Shares of PVR Inox surged 4.2% intraday to touch a two-month high of ₹1,085, defying the broader market weakness. The rally came after the multiplex giant reported an impressive set of Q1FY26 earnings, reflecting a sharp turnaround in business momentum.
Strong Financial Performance
For the quarter ended June 2025, net loss narrowed significantly to ₹54.5 crore, compared to ₹179 crore in the same period last year — an improvement of ₹124.5 crore. The recovery was driven by:
- Bollywood & Hollywood revival: 10 films crossed the ₹100 crore mark, with 3 hitting over ₹200 crore.
- Robust footfalls: Patron visits rose 12% YoY to 34 million.
- Record F&B spend: Highest-ever ₹148 per head, up 10% YoY.
Revenue Breakup
- Consolidated Revenue: ₹1,469 crore, up 22% YoY from ₹1,190 crore.
- Ticketing: ₹730 crore (+23% YoY) on the back of blockbuster releases and better occupancy.
- Advertising: ₹101 crore (+17% YoY) as cinema ads continued their recovery.
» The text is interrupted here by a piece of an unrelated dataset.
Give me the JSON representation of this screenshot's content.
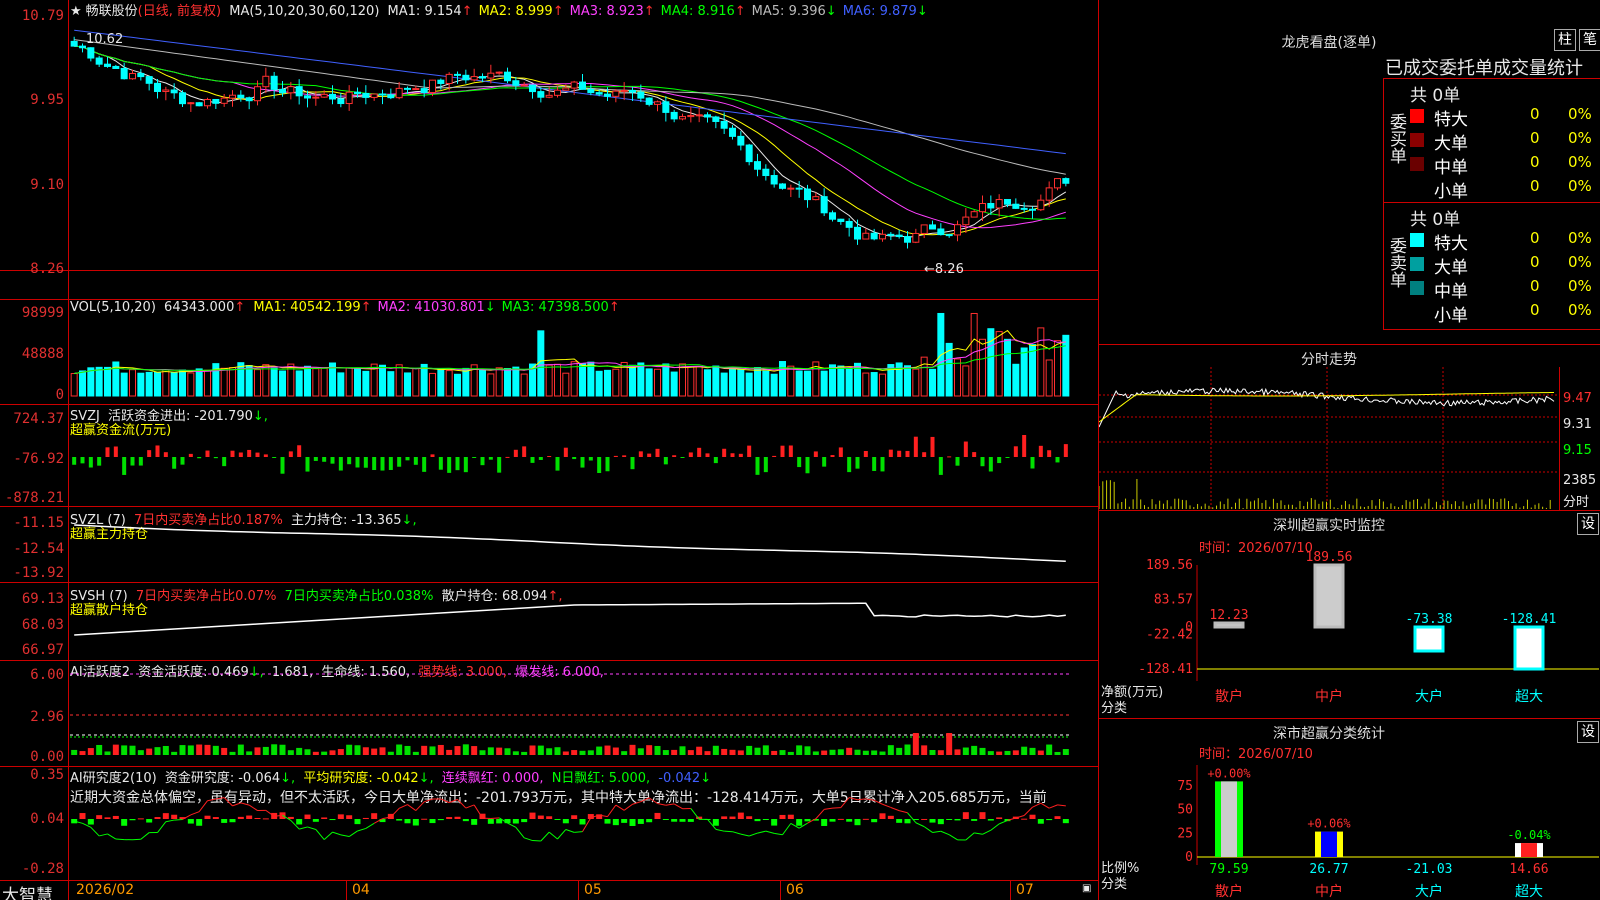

- F&B: ₹148 per head, the highest in company history.
Operational Strength
With 353 cinemas, 1,745 screens, and a presence in 111 cities, PVR Inox continues to dominate India’s multiplex market. The quarter also saw increased operational efficiency, helping reduce losses and improve margins.
Market Outlook
The company’s strong content pipeline, rising footfalls, and higher consumer spends signal a sustained recovery for the entertainment sector. Analysts believe PVR Inox is well-positioned to ride the wave of big-screen entertainment demand in FY26.